Сладкая месть (СИ) - Дана Стар. Страница 45

Он никогда не посмеет бросить мне вызов.

Тому, кто превосходит его в сотню раз.

Однако… я слишком сильно недооценил брата.

Особенно, после четырёх лет разлуки.

Антон сейчас на эмоциях. Конченный псих.

Как и каждый из нас, кто прошёл все круги в Преисподней, когда услышал свой приговор, удар деревянного молотка и увидел грозный взгляд судьи в облике кровавого палача.

Тогда я даже не подозревал, что совершил ещё одну кошмарную ошибку, пусть хоть и на несколько часов, доверив жизнь самого бесценного в мире сокровища другому.

***

Как мешок с говном, его привезли к заброшенному складу.
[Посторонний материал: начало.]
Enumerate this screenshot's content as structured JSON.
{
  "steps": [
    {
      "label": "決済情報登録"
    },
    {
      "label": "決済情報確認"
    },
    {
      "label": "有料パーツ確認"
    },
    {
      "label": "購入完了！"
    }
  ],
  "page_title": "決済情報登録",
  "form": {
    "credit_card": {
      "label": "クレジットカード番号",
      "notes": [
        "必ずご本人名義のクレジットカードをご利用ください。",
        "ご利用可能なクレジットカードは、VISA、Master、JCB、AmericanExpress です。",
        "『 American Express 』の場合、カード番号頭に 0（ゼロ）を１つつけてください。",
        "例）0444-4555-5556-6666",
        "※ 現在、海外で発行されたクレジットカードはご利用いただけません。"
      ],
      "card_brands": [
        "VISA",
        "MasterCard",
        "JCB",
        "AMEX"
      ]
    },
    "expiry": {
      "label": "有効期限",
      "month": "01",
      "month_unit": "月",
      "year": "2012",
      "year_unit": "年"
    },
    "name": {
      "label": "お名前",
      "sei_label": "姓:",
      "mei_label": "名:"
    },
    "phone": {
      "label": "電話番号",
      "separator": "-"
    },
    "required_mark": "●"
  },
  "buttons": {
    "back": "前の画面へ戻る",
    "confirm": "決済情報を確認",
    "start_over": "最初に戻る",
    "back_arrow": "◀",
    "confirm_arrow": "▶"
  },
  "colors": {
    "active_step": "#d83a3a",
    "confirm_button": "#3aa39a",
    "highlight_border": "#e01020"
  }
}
Я долго ждал этого момента. Очень долго! И каждый раз получал душевный оргазм, когда представлял какими жуткими способами буду разделываться с этим вонючим дерьмом.

Виктор знатно разжирел. Добившись немалого «успеха» в работе, он прикупил себе роскошную тачку и навороченную трешку в центре города, в которую каждый вечер водил породистых шлюх, за деньги принуждая сосать его жирный хер.

Расслабился, ублюдок!

А зря.

Хорошая жизнь ударила по мозгам. Он даже представить себе не мог, что за его уродской мордой давно как наблюдают. Один шаг не в ту сторону, не с той ноги, может стоить жизни. Так и случилось.

Наёмники взяли отморозка быстро и без особых трудностей.

Н*хуярили по морде, затолкали в тачку.

А дальше дело за мной.

Привязанный к стулу, с мешком на голове, выбл*док что-то невнятно мычал, пока я наматывал вокруг него круги, размышляя с чего бы начать вершить правосудие.

Психанул.

С ноги в голову вмазал, с таким напором, что сукин сын на пол свалился, во время падения теряя грязный мешок с головы.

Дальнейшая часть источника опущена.